This money-making tip comes from our Chief Investment Strategist, Keith Fitz-Gerald:
Tuesday capped a miserable three-day streak for U.S. markets on fears of an accelerated Fed rate hike. The Dow, S&P 500, and Nasdaq shed 1.09%, 1.79%, and 1.38% respectively.
The "good is bad" meme followed by traders triggers market dips with every piece of good news, thanks to paranoia the Fed will seize on it to raise rates. And it creates buying opportunities for investors with the right tactics.
Three successive Fed chairs have allowed the markets to become addicted to cheap money. There will eventually be hell to pay. Just not tomorrow.
First, let's look at what really happens after interest rates rise. Then I'll share the three best investments to own for a Fed rate hike …
History's Verdict on Fed Rate Hikes
Wall Street wants you believe a return to "normal rates" via a Fed rate hike of any kind will lead to a massive market correction.
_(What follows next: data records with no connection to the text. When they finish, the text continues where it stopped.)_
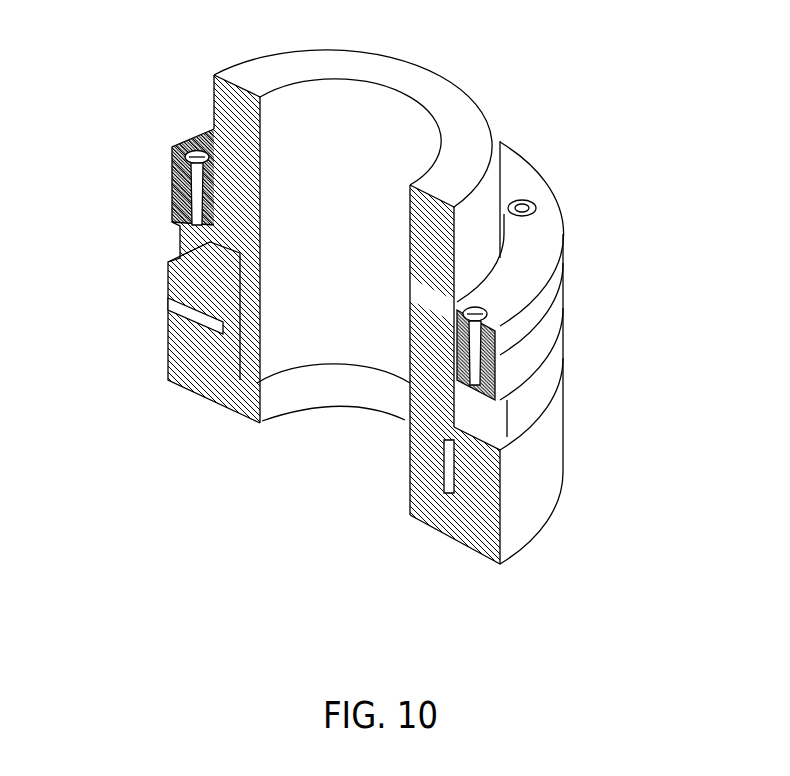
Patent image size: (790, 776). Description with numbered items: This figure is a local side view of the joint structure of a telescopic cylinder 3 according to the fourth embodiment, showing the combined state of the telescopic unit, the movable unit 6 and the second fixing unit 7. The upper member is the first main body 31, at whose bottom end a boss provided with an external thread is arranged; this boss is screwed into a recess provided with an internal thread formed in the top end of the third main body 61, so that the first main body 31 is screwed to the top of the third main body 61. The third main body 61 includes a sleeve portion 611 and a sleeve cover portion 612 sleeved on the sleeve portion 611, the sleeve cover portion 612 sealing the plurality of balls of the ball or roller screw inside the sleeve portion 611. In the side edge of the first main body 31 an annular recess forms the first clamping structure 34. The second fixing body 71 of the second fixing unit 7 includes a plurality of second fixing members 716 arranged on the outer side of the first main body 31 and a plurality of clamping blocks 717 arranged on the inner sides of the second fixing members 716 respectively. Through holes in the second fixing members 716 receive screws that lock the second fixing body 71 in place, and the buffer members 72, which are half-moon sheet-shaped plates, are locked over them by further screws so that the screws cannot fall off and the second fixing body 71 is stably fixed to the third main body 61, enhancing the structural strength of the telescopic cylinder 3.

The telescopic cylinder 3 is at (566, 86).
The first main body 31 is at (487, 207).
The first clamping structure 34 is at (457, 265).
The buffer member 72 is at (572, 283).
The sleeve cover portion 612 is at (527, 412).
The third main body 61 is at (621, 505).
The sleeve portion 611 is at (543, 497).
The movable unit 6 is at (157, 317).
The second fixing unit 7 is at (155, 168).
The second fixing body 71 is at (280, 533).
The second fixing member 716 is at (462, 380).
The clamping block 717 is at (430, 388).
But the most recent examples point to the opposite happening – rate hikes causing rallies in their aftermath.
Back in 1980, inflation soared. Yet the stock market was in the middle of an impressive bull run, showing strength that was widely out of step with almost every other economic indicator (much like today).
Then, in the spring of 1980, Fed Chairman Paul Volcker began a rate hike that would see rates climb to 19.03%… and stocks rallied through December.
In mid-1983, the Fed decided to increase rates again in pursuit of an even more ambitious 11.44% target over the 8.50% it had already achieved.
The result? The S&P 500 surged immediately. It was still up 6.1% a year later compared to its pre-rate hike levels.
According to Sid Riggs, Money Morning's Director of Research and Performance Measurement, the markets actually went up during six of the last seven periods when the Fed raised rates, gaining an average of 13.47%.
The only time the S&P 500 didn't rise alongside rising rates was back in 1970. That's when the Fed Funds Rate increased from 3.71% to 12.92%. But the Fed hardly has the gall to jack rates by that much today.
For all of the power that stimulus has to artificially juice the markets, traders have forgotten that getting the financial house in order is really the great hope here.
That means panic selling – like what happened Tuesday when the Dow Jones fell 333 points – is an opportunity to buy.